On est resté un moment sans rien dire et déguster le cacao chaud.
On a souvent besoin de l’approbation des autres pour se donner raison.
Et il est d’un tendre…
J’étais si totalement perdu dans mon passé, que je n’écoutais guère François et mon mutisme aurait pu le vexer, mais il parlait tellement qu’il lui était impossible de s’apercevoir de mon silence, donc de s’en offusquer. Le sentiment de mon impuissance m’écrase des fois.
Où est ma joie de vivre ?
C'est fini!
Julie est François dorment dans le bras l’un de l’autre. Chaque fois qu’ils tournent, c’est l’autre qui entoure des bras. Les nuits d’hiver sont longues, cette nuit de fin décembre parait sans fin.

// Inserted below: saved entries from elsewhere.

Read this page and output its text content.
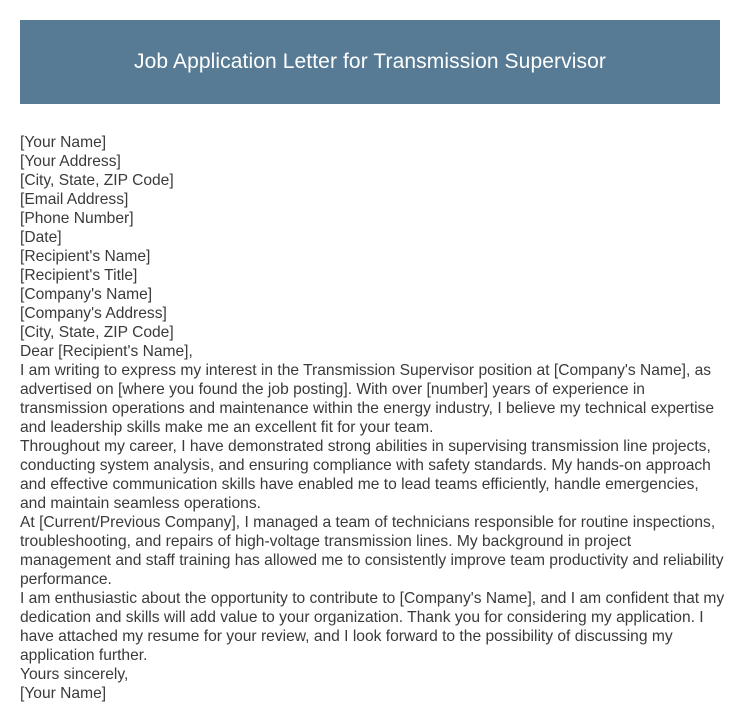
Job Application Letter for Transmission Supervisor

[Your Name]

[Your Address]

[City, State, ZIP Code]

[Email Address]

[Phone Number]

[Date]

[Recipient's Name]

[Recipient's Title]

[Company's Name]

[Company's Address]

[City, State, ZIP Code]

Dear [Recipient's Name],

I am writing to express my interest in the Transmission Supervisor position at [Company's Name], as advertised on [where you found the job posting]. With over [number] years of experience in transmission operations and maintenance within the energy industry, I believe my technical expertise and leadership skills make me an excellent fit for your team.

Throughout my career, I have demonstrated strong abilities in supervising transmission line projects, conducting system analysis, and ensuring compliance with safety standards. My hands-on approach and effective communication skills have enabled me to lead teams efficiently, handle emergencies, and maintain seamless operations.

At [Current/Previous Company], I managed a team of technicians responsible for routine inspections, troubleshooting, and repairs of high-voltage transmission lines. My background in project management and staff training has allowed me to consistently improve team productivity and reliability performance.

I am enthusiastic about the opportunity to contribute to [Company's Name], and I am confident that my dedication and skills will add value to your organization. Thank you for considering my application. I have attached my resume for your review, and I look forward to the possibility of discussing my application further.

Yours sincerely,

[Your Name]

Aujourd’hui, il a mal dormi. Trop de soucis. Il s’est retourné sans arrêt. Elle n’est pas trop dérangée. Qu’elle l’entoure ou c’est son mari qui l’enlace tendrement, elle se rendort rapidement chaque fois. Ce qui la soucie est la cause de cette agitation, la cause de cette fatigue de François, la cause de cette réponse à ses questions.
Il avait dit le soir :
– C’est fini.
– Quoi ?
– Tout.
Comme d’habitude, elle s’est réveillée tôt. Dehors il fait encore nuit, mais ce matin, il restera ainsi encore longtemps. Elle n’ose pas se lever, il se réveillerait. Elle n’ose pas trop bouger, non plus. Mais elle ne trouve pas sa place : à gauche, à droite, sur le dos, pas de repos, de tranquillité.
Que faire ? Comment l’aider à s’en sortir ? se demande-t-elle.
J’ai pris ma retraite avant lui, se dit-elle. Je me suis souciée, tourmentée aussi. Avant de partir de mon travail, j’avais senti un tel déchirement. Je savais qu’il y aura quelque chose d’intéressant, une merveilleuse surprise m’attendant après le coin. Mais c’était dur, même avec mon optimisme. Je ne voyais pas à travers, tout était noir. Tout était dans le brouillard. Et puis, seulement trois semaines après mon départ, je me suis mis à écrire, traduire, me souvenir, - pour passer le temps en attendant le miracle. Je me suis d’un coup rendu compte qu’il était déjà arrivé. Écrire, me faisait un infini plaisir.
Depuis, j’ai eu des hauts et des bas.
Des handicaps de langue, grammaire. Le plaisir de mes lecteurs. Les découragements dus aux critiques. Des ravissements dus aux regards d’autres ici et là.
Tout cela c’est passé finalement sans grande secousse. J’ai trouvé ma nouvelle voie. Puis, quand il fallait, aussi une autre avec mon travail volontaire aux réseaux d’échange de savoir et tous les merveilleux êtres rencontrés à cette occasion.
François est déjà trois mois après sa retraite et de plus en plus mal à l’aise. Et pourtant, il a mieux préparé sa retraite. Je ne parle pas de sa pension, triple du mien, ni de sa maison payé déjà tout à fait. Mais même pour l’activité future, depuis une année déjà, nous avons commencé à nous préparer.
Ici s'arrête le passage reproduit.